For 50 years, Dr. Byron D. Tapley, principal investigator of NASA’s Gravity Recovery and Climate Experiment (GRACE) mission and professor of aerospace engineering at The University of Texas at Austin, has been an educator, a researcher, and a visionary who has made unique and significant contributions to the field of aerospace education and space geodesy. 

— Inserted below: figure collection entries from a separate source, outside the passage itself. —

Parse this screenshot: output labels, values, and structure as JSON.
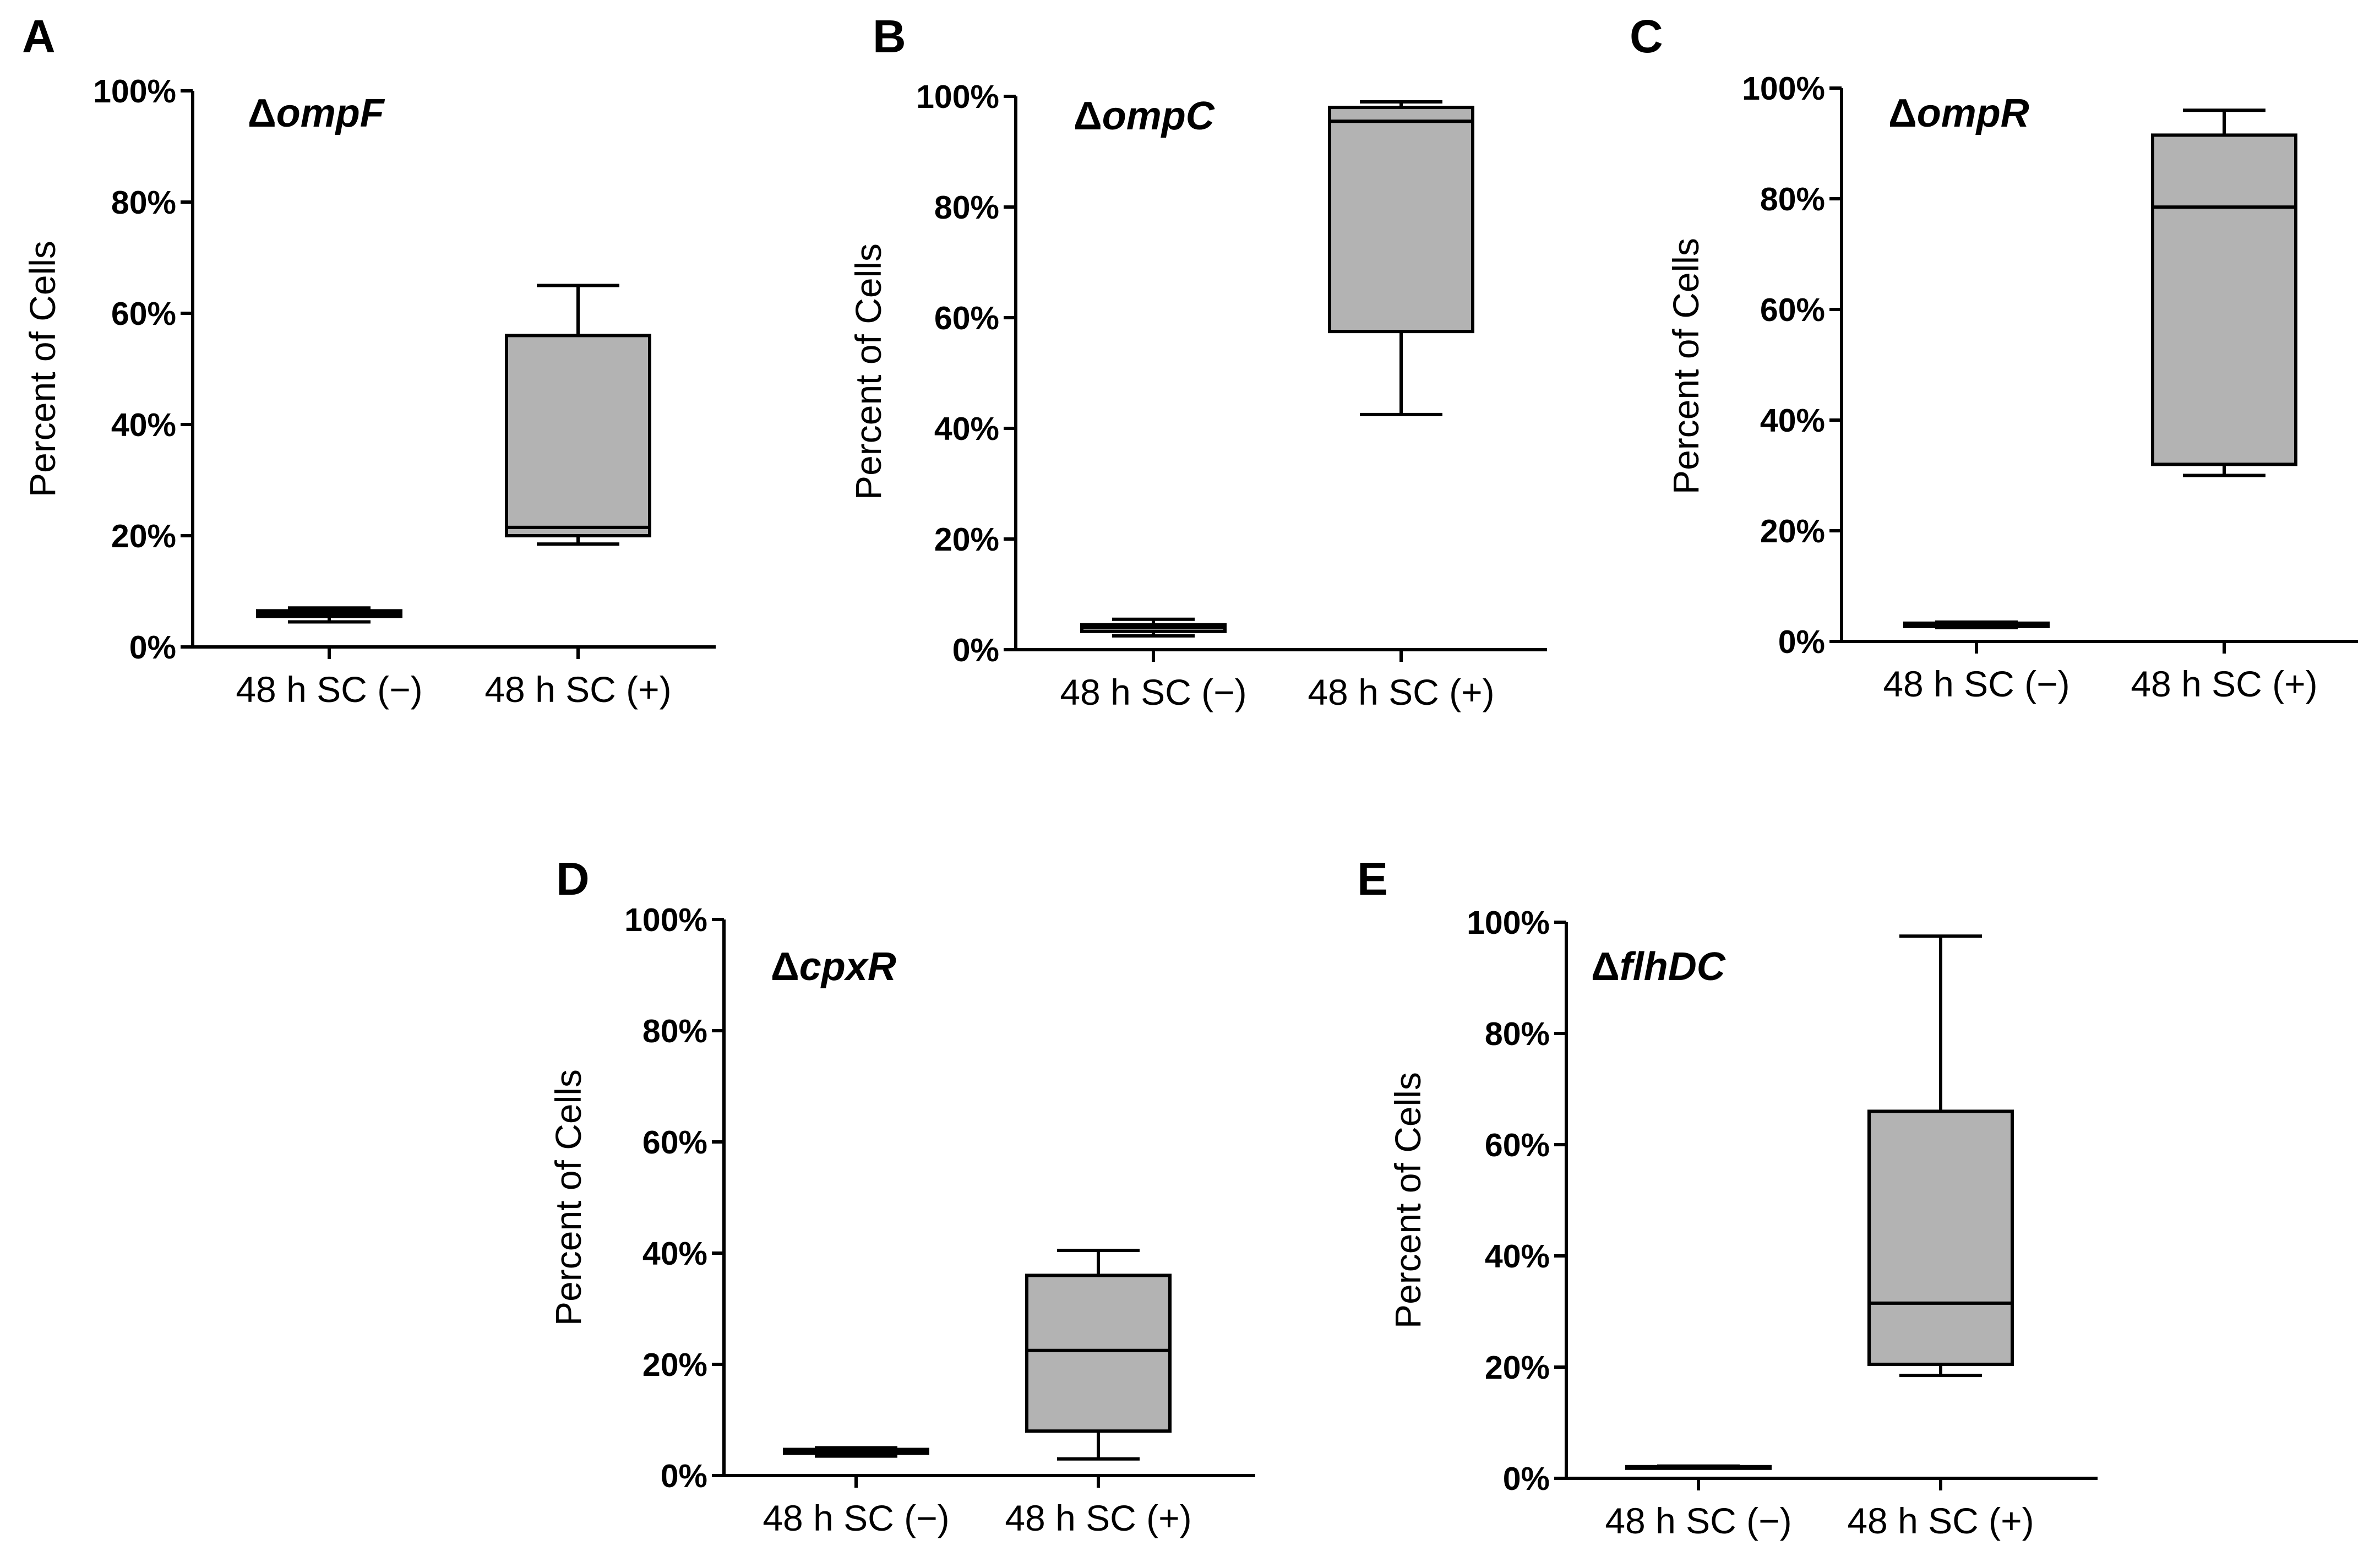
{
  "figure": {
    "panels": [
      "A",
      "B",
      "C",
      "D",
      "E"
    ]
  },
  "chart_data": [
    {
      "panel": "A",
      "type": "box",
      "gene_prefix": "Δ",
      "gene": "ompF",
      "ylabel": "Percent of Cells",
      "xlabel": "",
      "ylim": [
        0,
        100
      ],
      "yticks": [
        "0%",
        "20%",
        "40%",
        "60%",
        "80%",
        "100%"
      ],
      "categories": [
        "48 h SC (−)",
        "48 h SC (+)"
      ],
      "series": [
        {
          "name": "48 h SC (−)",
          "min": 4.5,
          "q1": 5.5,
          "median": 6.0,
          "q3": 6.5,
          "max": 7.0
        },
        {
          "name": "48 h SC (+)",
          "min": 18.5,
          "q1": 20.0,
          "median": 21.5,
          "q3": 56.0,
          "max": 65.0
        }
      ],
      "box_color": "#b3b3b3"
    },
    {
      "panel": "B",
      "type": "box",
      "gene_prefix": "Δ",
      "gene": "ompC",
      "ylabel": "Percent of Cells",
      "xlabel": "",
      "ylim": [
        0,
        100
      ],
      "yticks": [
        "0%",
        "20%",
        "40%",
        "60%",
        "80%",
        "100%"
      ],
      "categories": [
        "48 h SC (−)",
        "48 h SC (+)"
      ],
      "series": [
        {
          "name": "48 h SC (−)",
          "min": 2.5,
          "q1": 3.3,
          "median": 4.0,
          "q3": 4.5,
          "max": 5.5
        },
        {
          "name": "48 h SC (+)",
          "min": 42.5,
          "q1": 57.5,
          "median": 95.5,
          "q3": 98.0,
          "max": 99.0
        }
      ],
      "box_color": "#b3b3b3"
    },
    {
      "panel": "C",
      "type": "box",
      "gene_prefix": "Δ",
      "gene": "ompR",
      "ylabel": "Percent of Cells",
      "xlabel": "",
      "ylim": [
        0,
        100
      ],
      "yticks": [
        "0%",
        "20%",
        "40%",
        "60%",
        "80%",
        "100%"
      ],
      "categories": [
        "48 h SC (−)",
        "48 h SC (+)"
      ],
      "series": [
        {
          "name": "48 h SC (−)",
          "min": 2.5,
          "q1": 2.7,
          "median": 3.0,
          "q3": 3.3,
          "max": 3.5
        },
        {
          "name": "48 h SC (+)",
          "min": 30.0,
          "q1": 32.0,
          "median": 78.5,
          "q3": 91.5,
          "max": 96.0
        }
      ],
      "box_color": "#b3b3b3"
    },
    {
      "panel": "D",
      "type": "box",
      "gene_prefix": "Δ",
      "gene": "cpxR",
      "ylabel": "Percent of Cells",
      "xlabel": "",
      "ylim": [
        0,
        100
      ],
      "yticks": [
        "0%",
        "20%",
        "40%",
        "60%",
        "80%",
        "100%"
      ],
      "categories": [
        "48 h SC (−)",
        "48 h SC (+)"
      ],
      "series": [
        {
          "name": "48 h SC (−)",
          "min": 3.5,
          "q1": 4.0,
          "median": 4.3,
          "q3": 4.7,
          "max": 5.0
        },
        {
          "name": "48 h SC (+)",
          "min": 3.0,
          "q1": 8.0,
          "median": 22.5,
          "q3": 36.0,
          "max": 40.5
        }
      ],
      "box_color": "#b3b3b3"
    },
    {
      "panel": "E",
      "type": "box",
      "gene_prefix": "Δ",
      "gene": "flhDC",
      "ylabel": "Percent of Cells",
      "xlabel": "",
      "ylim": [
        0,
        100
      ],
      "yticks": [
        "0%",
        "20%",
        "40%",
        "60%",
        "80%",
        "100%"
      ],
      "categories": [
        "48 h SC (−)",
        "48 h SC (+)"
      ],
      "series": [
        {
          "name": "48 h SC (−)",
          "min": 2.0,
          "q1": 2.0,
          "median": 2.0,
          "q3": 2.1,
          "max": 2.2
        },
        {
          "name": "48 h SC (+)",
          "min": 18.5,
          "q1": 20.5,
          "median": 31.5,
          "q3": 66.0,
          "max": 97.5
        }
      ],
      "box_color": "#b3b3b3"
    }
  ]
}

Engineers, scientists, colleagues and former students from around the world honored Tapley at a symposium and banquet Feb. 1 in Austin.  During his 50 years of teaching, Tapley has interacted with thousands of students and supervised hundreds more during their doctoral and masters programs.  His students have become leaders in every aspect of national and international space exploration, holding key space-related positions in industry, the military, NASA, international space agencies and academia. 

 

Tapley’s accomplishments, including publications, professional and honorary society memberships, national and international advisory committee service, honors and awards received, and students whose lives he has touched grew too numerous to fully detail.  A few of his career awards include election to the National Academy of Engineering, the American Geophysical Union Charles A. Whitten Medal which recognizes outstanding achievements in research on the form and dynamics of the Earth and planets, the American Astronomical Society Dirk Brower Award, the honorary doctorate from Delft University of Technology, and NASA’s recent 2007 William T. Pecora Award to the GRACE science team for scientists’ achieving excellence in Earth observation. 

 

His colleagues consider Tapley among the elite individuals who have developed the interdisciplinary art of space geodesy, the scientific discipline measuring and representing the Earth, including its gravity field, in three dimensions.  His lifetime of work remains relevant as it continues to address contemporary problems in climate change, oceanography, geodynamics and geophysics.